Most subsistence farmers in northern Namibia are preparing to harvest abundant mahangu this season. Among the hopeful farmers are the inhabitants of the Omusati region, who over the last few years endured devastating droughts.
Sabina Uusiku from the Okapika village said early next month, many farmers will start harvesting. “This year, we will have a good harvest. There is so much in my mahangu field – and there is much more in the extra field behind my house,” she added. Mbamuna Rakotoka from Ruacana said they are also hoping for a good harvest in their village as there are just plenty crops. Many people in his village are also preparing to harvest their crops.
“There is just too much mahangu. Some have fallen off already and are covered by weeds,” said Rakotoka. Much of the rain in northern Namibia fell from March until the beginning of April, resulting in healthy mahangu, pumpkin, sweet melon, maize, groundnut and green bean crops.

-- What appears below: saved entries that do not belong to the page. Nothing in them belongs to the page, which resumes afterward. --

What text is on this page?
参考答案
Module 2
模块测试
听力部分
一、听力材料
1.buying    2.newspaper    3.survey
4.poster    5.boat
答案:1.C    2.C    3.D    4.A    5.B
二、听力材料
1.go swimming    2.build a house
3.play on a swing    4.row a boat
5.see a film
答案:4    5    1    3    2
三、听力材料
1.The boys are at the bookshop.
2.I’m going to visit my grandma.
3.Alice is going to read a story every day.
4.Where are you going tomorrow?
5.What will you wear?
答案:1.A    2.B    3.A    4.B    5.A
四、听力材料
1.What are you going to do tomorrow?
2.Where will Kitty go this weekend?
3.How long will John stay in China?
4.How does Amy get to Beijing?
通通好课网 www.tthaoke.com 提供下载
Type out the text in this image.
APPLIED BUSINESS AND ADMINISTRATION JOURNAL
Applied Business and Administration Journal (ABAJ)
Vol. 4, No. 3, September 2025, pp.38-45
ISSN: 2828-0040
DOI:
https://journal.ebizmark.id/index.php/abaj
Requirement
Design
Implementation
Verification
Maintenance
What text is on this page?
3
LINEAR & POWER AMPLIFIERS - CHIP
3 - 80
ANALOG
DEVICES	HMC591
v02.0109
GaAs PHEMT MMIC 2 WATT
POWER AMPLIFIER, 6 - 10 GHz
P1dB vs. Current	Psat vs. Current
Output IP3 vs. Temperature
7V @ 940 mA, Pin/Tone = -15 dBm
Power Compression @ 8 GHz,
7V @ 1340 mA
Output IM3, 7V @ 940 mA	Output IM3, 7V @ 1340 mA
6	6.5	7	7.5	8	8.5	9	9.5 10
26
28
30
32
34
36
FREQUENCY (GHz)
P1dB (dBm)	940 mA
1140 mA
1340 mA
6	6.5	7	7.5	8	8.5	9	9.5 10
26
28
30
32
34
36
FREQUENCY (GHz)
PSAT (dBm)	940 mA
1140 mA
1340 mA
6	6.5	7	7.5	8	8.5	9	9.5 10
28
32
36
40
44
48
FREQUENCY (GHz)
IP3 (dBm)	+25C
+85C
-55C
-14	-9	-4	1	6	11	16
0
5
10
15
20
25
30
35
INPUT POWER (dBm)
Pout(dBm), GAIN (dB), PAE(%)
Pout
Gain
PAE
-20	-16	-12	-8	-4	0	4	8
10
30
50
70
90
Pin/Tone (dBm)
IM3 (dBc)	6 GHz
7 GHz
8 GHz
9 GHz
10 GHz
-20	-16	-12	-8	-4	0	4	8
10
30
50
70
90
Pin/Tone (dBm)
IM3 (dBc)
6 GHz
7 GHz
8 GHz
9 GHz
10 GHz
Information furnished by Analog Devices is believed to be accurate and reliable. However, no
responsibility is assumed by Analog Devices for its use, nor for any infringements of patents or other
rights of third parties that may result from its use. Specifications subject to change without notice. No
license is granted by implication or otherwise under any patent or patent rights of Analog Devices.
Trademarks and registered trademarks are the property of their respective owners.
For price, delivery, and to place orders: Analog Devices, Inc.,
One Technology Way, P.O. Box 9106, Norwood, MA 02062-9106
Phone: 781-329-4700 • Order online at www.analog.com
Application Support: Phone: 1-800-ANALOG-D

Besides the crops, pastures have improved and livestock is in good condition. Rakotoka added that although the rains have now stopped as the country moves into winter, a number of floodplains, locally known as oshanas, swamps, lakes, and traditional wells are still filled with water. Bumper harvests equally excited subsistence vegetable farmers in the region, who have already started cashing in their produce.
Nangula Shikongo from Oshiteyatemo in the Omusati region grows various vegetables, in addition to mahangu. She ventured into vegetables, and has over the years sustained her family of 15.